Un autre thème est abordé dans ce livre, celui du racisme, la terminologie coloniale reste de mise : sale raton, sale bougnoule et autres noms d’oiseaux, des bagarres s’en suivent, mettant à mal leur possible intégration administrative.
Pour revenir au très joli titre de cet ouvrage méticuleux, chacun sur terre tente de se construire une destinée afin de ne pas subir de qui est écrit à l’avance. Le jeu de mot entre ces deux termes Mektoub, et Destinée sont très bien vus dans la mesure où ces jeunes gens quels qu’ils soient veulent sortir du schéma que la vie, la famille, l’habitus imposent. Ils veulent déjouer ce qui a été tracé pour en devenir le maître. Sauf que parfois il arrive que le Mektoub est plus fort et que malgré les tentatives pour redresser les choses nous nous transformons en Oedipes face à l’oracle et face au déroulement véritable de la vie. Non, décidément l’exil violent, agressif ne’st pas une voie viable et sûre. Et puis il y a la voisine, Farida, qui tourne autour de l’un d’eux, elle veut se marier, Mourad n’y pense pas trop, il est ambivalent, il ne refuse pas ses avances appuyées mais ne s’engage pas pour autant, il est tout à son projet de partir avec Slimane, rien ni personne ne peut l’en détourner.

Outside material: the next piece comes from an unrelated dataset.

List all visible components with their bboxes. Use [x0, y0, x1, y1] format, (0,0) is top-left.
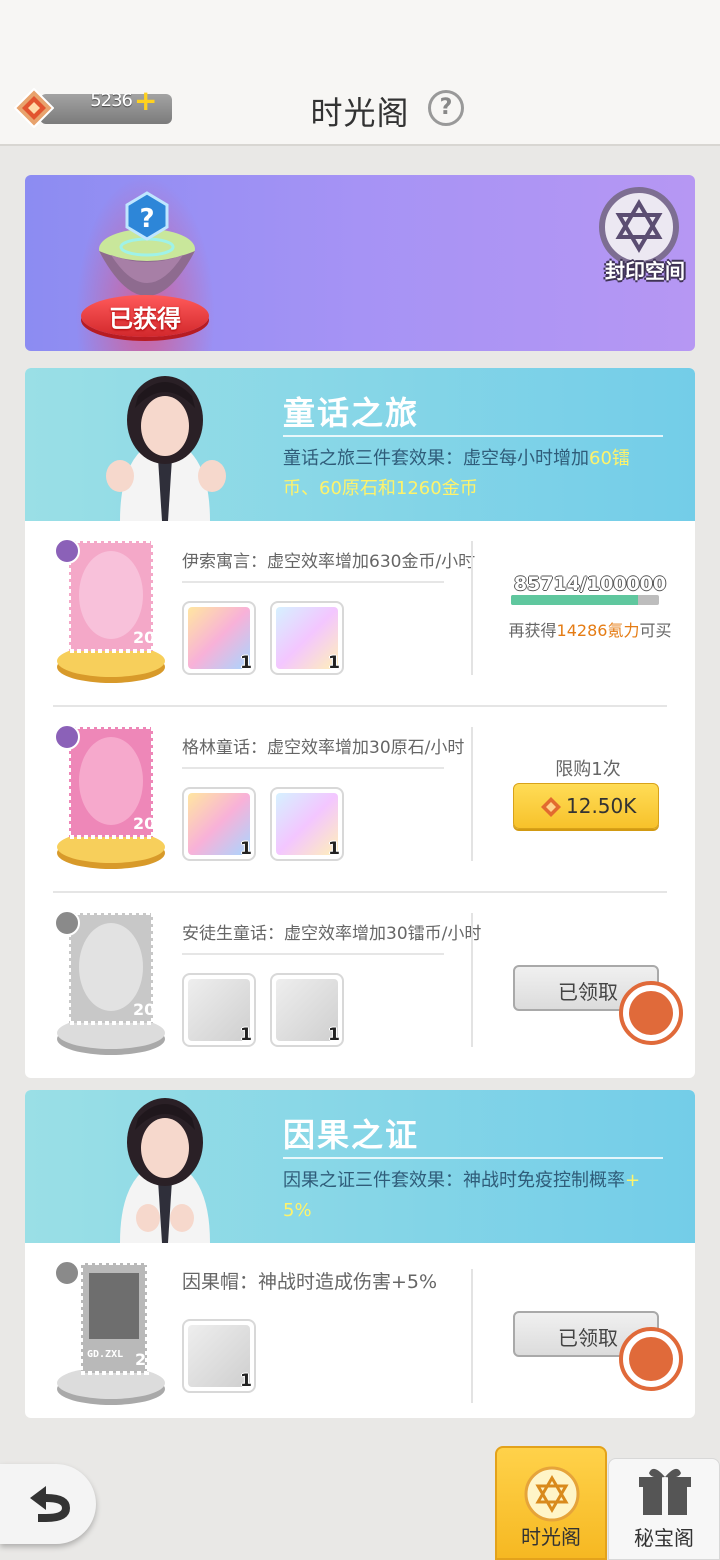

Souhaitons bonne chance à tous ces jeunes gens qui pensent que quitter son pays est une solution à tous leurs problèmes, vision fantasmée, idéalisée d’un monde meilleur, vision faussée également par les candidats à ce voyage infernal qui ont réussi : ils envoient des nouvelles à ceux restés au pays qui sont hautement erronées en faisant miroiter le fait qu‘ils sont atteints un eldorado, un pays de cocagne qui ne l’est plus depuis longtemps.
Non, décidément, l’exil aussi violent, aussi agressif n’est pas une voie viable et sûre. Combien d’entre eux remplissent de leurs corps les tréfonds de la mer pour finir sans sépulture.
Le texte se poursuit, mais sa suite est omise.